Phytoremediation

A person's hand holding a small mound of dark soil outdoors with a blurred green background.

Phytoremediation is an innovative and sustainable approach to environmental clean-up that uses plants to remove, degrade, or immobilise pollutants from soil, water, or air. This natural process harnesses the power of plant roots, leaves, and stems to absorb and break down harmful substances such as heavy metals, pesticides, solvents, and even radioactive compounds.

This green technology provides a cost-effective and environmentally friendly alternative to traditional remediation methods, such as excavation or chemical treatments. By using vegetation as natural filters, it not only helps to detoxify contaminated areas but also improves soil quality, supports biodiversity, and reduces reliance on harmful chemical interventions.

Commonly used species in this technique include sunflowers, mustard greens, and various types of hemp: all of which can absorb and transform pollutants in the environment. This page will explore how the process works, the types of contaminants it can address, and the promising role it plays in sustainable environmental management.

The Phytoremediation Process

During the process of absorbing water from the soil, plants can also absorb various contaminents as deep as their roots.

The Plant can then:

  • store these contaminents within its roots, stems and leaves

  • Convert them into less harmful chemicals

  • Have the contaminents in the roots broken down by microbes and converted into less harmful chemicals

The process can take several years to occur, however it utilises the plants natural process saving energy, equiptment and labor

Phytorememdiation also has additional envirionmental benefits as whilst it removes contaminents from the soil it also can control soil errosion and improve air quality.

There are Six main strategies of phytoremediation:

  • The roots absorb contaminents within the soil and allows them to accumilate above ground. This can then be periodically havested to remove them from the soil

  • Phytostabilization aims to reduce the mobility of heavy metals by establishing a plant cover on the surface of the contaminated sites

  • Plant roots enhance biodegradation by stimulate microbes within the soil to degrade organic contaminants.

  • Plants absorb contaminents through their roots and release them via their leaves into the atmosphere

  • Contaminents are absorbed in through the roots and metabolised either in the root, stem or leaves

  • The use of deep rooted trees to degrate contaminents in ground water

Hemp in Phytoremediation

Fast Growth and Deep Roots

Hemp is known for its rapidly growing, and deep root system allowing it to cover a larger area and remove contaminants from the soil.

Close-up view of soil with roots and a young Hemp plant growing from it.

Bioaccumilation

Hemp has the ability to absorb toxins, heavy metals, and other contaminants from the soil through its roots, storing them in its tissues. This makes it highly effective for use in environmental clean-up efforts.

Close-up of Hemp bales on a green field with a cloudy sky in the background.

Biomass Production

Hemp generates large volumes of biomass, which can be harvested and processed after remediation to further reduce residual pollutants.
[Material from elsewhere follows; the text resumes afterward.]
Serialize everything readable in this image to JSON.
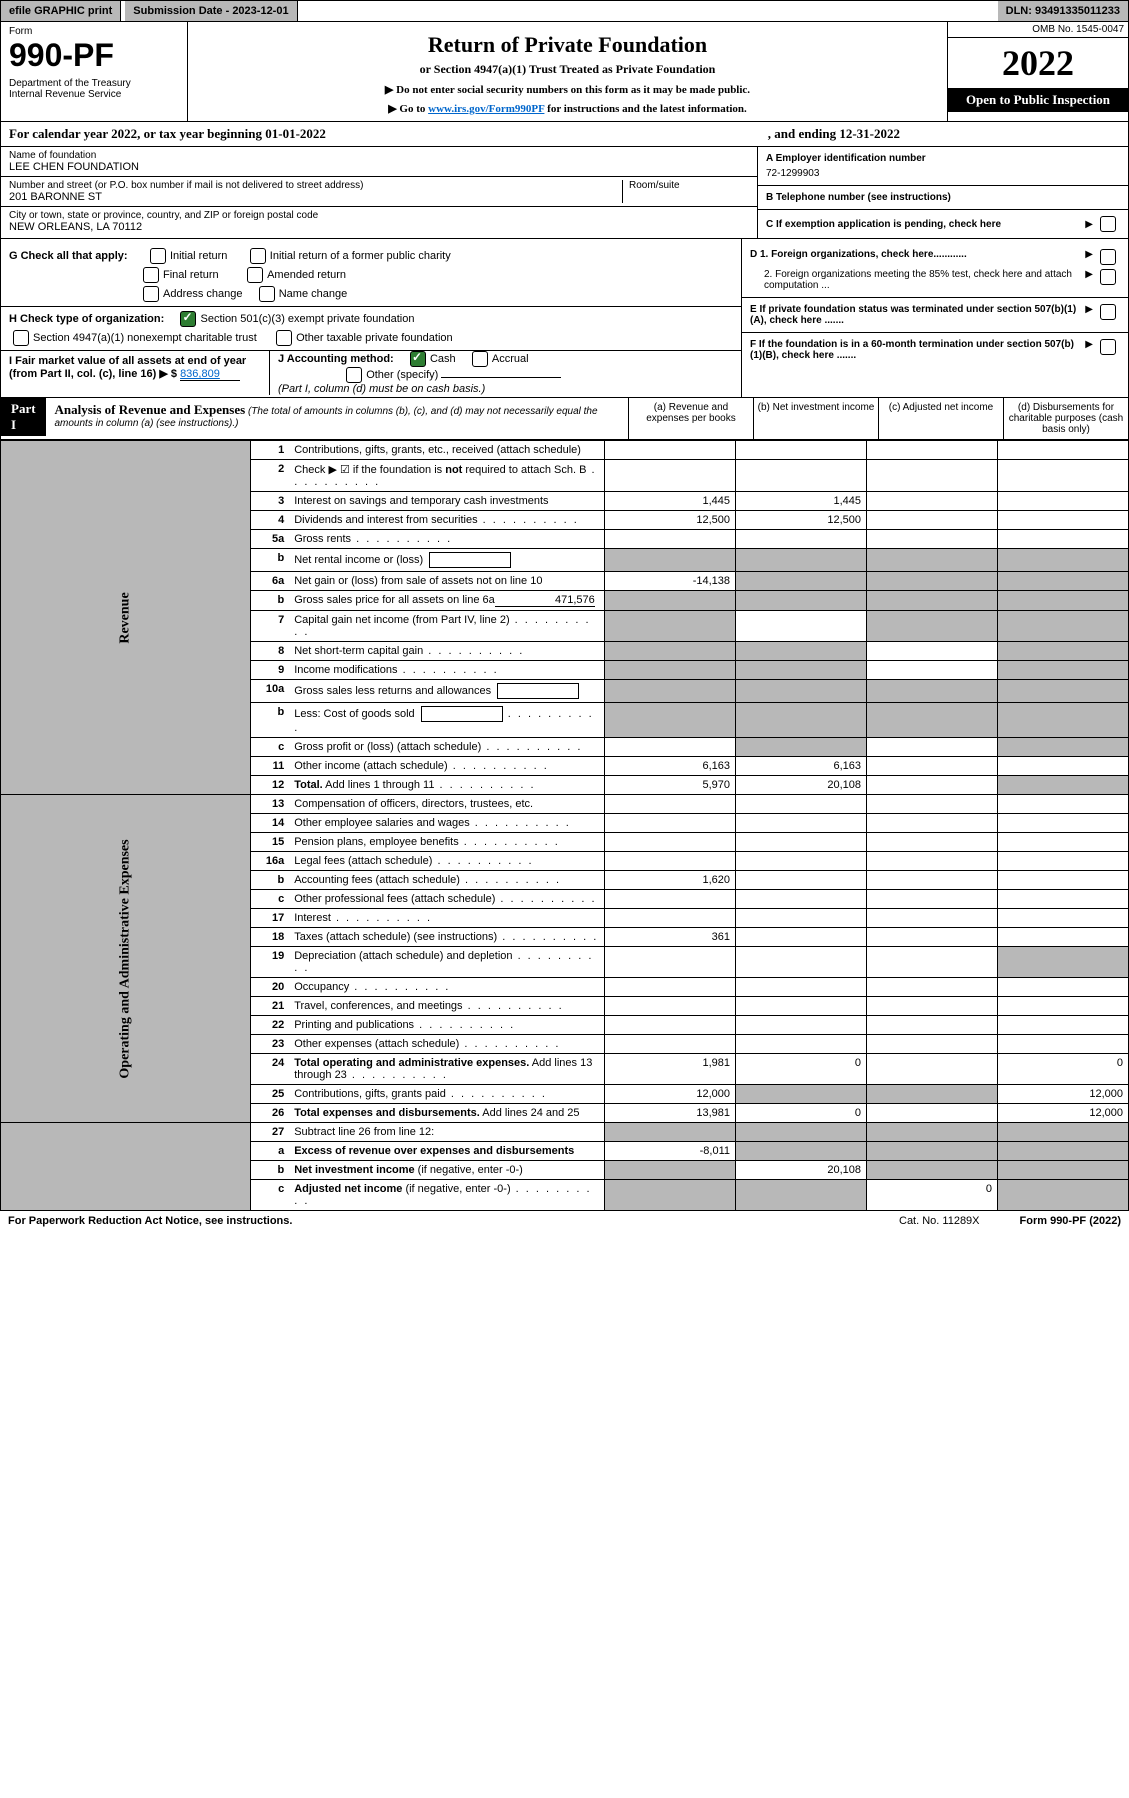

Close-up of green cannabis plant leaves with white curly hairs.

Adaptability

This versatile crop thrives in a wide range of environmental conditions, making it well-suited for clean-up projects across diverse regions.

Close-up of green leafy plant with textured leaves.

These qualities ensure the efficient extraction of heavy metals from contaminated soil. Additionally, hemp’s high biomass presents numerous commercial opportunities post-harvest.

Growing Hemp In Contaminated Soil

Industrial hemp plants, can effectively grow in polymetallic contaminated soils whilst still producing biomass and seeds making it effective in phytomanagement. Some growth characteristics of the hemp cultivars in the more contaminated soil were stunted, however, the absence of toxic metals in the above ground organs shows the feasibility of cultivating industrial hemp on more contaminated sites

Contaminated biomass as an energy resource.

It has been recommended to integrate phytoremediation technologies with biomass energy valorisation to transform unproductive contaminated soils into revitalised and productive areas.

Evidence has suggested that anaerobic Digestion and/or incineration of contaminated biomass has proved to be the most energy efficient and environmentally sustainable systems

Accelerating Phytoremediation

The remediation potential of hemp can be enhanced when combined with the algae Spirulina, which has been shown to accelerate the uptake of heavy metals.

Research indicates that irrigating hemp with Spirulina-enriched water improves selective compartmentalisation, increasing metal absorption by the plant. At higher concentrations, Spirulina also acts as a growth promoter, boosting final biomass yields.

Further studies have found that introducing arbuscular mycorrhizal fungi (AMF) into hemp roots can significantly enhance metal uptake. This is due to AMF's ability to stimulate plant growth and improve the efficiency of metal absorption from the soil.